Pecan Cream Cake
SERVES 8–10
FOR THE CAKE:
8 tbsp. unsalted butter, softened, plus more for pans
2 cups flour, plus more for pans
1 tsp. baking soda
½ tsp. kosher salt
1 cup buttermilk
1 tsp. vanilla extract
½ cup vegetable shortening
2 cups sugar
5 eggs, separated
1¼ cups shredded unsweetened coconut
1 cup finely chopped pecans
FOR THE FROSTING:
8 oz. cream cheese, softened
4 tbsp. unsalted butter, softened
3½ cups confectioners' sugar
1 tsp. vanilla extract
¼ cup roughly chopped pecans, toasted
Make the cake: Heat oven to 350°. Butter and flour three 8" cake pans; set aside. Whisk flour, baking soda, and salt in a bowl. Whisk buttermilk and vanilla in another bowl. Cream butter, shortening, and sugar in the bowl of a stand mixer fitted with a paddle attachment until fluffy, 2–3 minutes. Add egg yolks, one at a time, beating well after each addition. On low speed, alternately add dry ingredients in 3 batches and wet ingredients in 2 batches. Increase speed to high, and beat until batter is smooth, 5–10 seconds. Whip egg whites in a bowl until stiff peaks form. Fold egg whites, coconut, and pecans into batter. Divide batter between prepared pans and smooth top with a rubber spatula; drop pans lightly on a counter to expel large air bubbles. Bake cakes until a toothpick inserted in middle comes out clean, 20–22 minutes. Let cakes cool for 20 minutes in pans; invert onto wire racks and let cool completely.
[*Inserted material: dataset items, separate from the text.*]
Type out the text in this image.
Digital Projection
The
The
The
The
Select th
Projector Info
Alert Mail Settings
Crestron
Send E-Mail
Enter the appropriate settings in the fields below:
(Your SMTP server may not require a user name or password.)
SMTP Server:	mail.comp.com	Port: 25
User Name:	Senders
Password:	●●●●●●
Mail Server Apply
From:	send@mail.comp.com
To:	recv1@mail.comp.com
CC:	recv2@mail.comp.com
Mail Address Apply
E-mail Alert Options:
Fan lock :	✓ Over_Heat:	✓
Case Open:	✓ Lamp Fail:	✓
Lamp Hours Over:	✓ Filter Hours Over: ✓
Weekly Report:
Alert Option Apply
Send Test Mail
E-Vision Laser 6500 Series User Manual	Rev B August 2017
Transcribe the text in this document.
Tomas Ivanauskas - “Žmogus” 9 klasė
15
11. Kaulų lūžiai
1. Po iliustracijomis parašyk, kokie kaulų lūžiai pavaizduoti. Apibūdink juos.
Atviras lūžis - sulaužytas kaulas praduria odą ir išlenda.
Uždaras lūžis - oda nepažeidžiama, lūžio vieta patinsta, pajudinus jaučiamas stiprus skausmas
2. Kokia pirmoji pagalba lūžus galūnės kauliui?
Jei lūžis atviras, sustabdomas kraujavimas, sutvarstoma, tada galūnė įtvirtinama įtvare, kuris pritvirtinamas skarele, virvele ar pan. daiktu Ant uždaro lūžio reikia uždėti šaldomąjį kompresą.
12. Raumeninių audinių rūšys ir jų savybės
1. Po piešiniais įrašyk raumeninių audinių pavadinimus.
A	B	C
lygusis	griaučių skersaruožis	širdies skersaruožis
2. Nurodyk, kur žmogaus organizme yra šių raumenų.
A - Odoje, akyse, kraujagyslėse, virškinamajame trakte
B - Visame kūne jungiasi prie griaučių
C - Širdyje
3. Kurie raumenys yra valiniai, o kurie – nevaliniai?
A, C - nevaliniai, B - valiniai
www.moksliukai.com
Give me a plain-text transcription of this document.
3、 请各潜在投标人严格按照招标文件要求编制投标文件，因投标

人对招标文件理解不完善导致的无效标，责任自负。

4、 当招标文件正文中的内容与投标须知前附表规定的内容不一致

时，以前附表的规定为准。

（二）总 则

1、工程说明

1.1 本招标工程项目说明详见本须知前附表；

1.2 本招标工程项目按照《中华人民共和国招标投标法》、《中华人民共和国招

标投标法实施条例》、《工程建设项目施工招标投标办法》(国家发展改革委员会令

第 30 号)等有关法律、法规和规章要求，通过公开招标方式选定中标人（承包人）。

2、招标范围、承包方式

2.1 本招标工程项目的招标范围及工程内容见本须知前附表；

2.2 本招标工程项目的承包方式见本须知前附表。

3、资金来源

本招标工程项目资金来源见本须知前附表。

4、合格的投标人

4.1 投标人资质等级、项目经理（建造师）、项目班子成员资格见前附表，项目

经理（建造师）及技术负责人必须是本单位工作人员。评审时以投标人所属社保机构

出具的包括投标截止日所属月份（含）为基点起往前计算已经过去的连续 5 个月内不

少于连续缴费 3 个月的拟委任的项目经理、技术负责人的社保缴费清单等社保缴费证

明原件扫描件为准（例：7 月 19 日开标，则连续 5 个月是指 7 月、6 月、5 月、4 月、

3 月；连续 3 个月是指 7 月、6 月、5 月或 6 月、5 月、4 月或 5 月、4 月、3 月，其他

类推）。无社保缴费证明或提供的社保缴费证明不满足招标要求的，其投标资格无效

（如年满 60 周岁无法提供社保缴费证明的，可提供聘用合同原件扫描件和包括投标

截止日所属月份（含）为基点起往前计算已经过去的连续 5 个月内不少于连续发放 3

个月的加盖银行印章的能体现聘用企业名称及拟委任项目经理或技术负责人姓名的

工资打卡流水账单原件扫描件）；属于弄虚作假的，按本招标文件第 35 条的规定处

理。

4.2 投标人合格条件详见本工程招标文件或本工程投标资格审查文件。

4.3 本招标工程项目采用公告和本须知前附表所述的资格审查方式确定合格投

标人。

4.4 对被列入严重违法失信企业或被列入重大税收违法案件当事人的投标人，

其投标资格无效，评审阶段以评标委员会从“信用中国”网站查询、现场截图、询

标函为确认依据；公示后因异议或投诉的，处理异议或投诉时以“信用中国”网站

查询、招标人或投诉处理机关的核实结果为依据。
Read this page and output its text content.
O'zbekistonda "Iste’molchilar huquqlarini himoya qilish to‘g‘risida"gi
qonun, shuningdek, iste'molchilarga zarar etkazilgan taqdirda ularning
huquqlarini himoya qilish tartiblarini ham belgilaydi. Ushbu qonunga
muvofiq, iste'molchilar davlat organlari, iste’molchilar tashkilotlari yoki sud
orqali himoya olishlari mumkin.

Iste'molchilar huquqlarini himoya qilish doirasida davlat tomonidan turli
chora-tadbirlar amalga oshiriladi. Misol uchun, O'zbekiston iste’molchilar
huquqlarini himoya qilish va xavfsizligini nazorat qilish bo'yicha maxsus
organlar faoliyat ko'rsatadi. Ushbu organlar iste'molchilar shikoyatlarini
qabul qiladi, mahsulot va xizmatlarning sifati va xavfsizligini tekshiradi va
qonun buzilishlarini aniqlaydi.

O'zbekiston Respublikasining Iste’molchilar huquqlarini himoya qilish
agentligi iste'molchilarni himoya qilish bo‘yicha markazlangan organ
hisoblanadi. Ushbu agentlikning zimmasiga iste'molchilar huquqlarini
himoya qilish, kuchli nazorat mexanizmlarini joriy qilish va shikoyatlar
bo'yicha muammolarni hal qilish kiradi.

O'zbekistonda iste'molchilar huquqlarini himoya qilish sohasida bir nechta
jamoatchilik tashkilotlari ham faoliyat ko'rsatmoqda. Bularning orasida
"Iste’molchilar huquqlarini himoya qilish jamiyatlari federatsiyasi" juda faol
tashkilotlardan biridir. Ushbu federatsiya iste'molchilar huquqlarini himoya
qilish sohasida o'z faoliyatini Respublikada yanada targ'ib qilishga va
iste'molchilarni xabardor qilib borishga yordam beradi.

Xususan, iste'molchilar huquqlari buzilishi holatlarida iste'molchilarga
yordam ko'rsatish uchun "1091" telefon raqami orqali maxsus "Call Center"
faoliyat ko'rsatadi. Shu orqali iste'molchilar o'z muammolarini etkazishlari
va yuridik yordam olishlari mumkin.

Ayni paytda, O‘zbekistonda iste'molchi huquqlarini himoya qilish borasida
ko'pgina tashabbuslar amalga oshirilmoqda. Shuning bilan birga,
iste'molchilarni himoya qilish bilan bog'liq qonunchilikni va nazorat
Make the frosting: Using a hand mixer, beat cream cheese and butter until smooth. With the motor running, slowly add sugar and vanilla; beat until smooth.
To assemble, place one cake layer on a cake stand and spread with ⅓ cup frosting; top with another layer and spread with ⅓ cup frosting. Top with remaining layer. Cover top and sides with remaining frosting and sprinkle top with pecans; chill cake 1 hour until frosting is firm.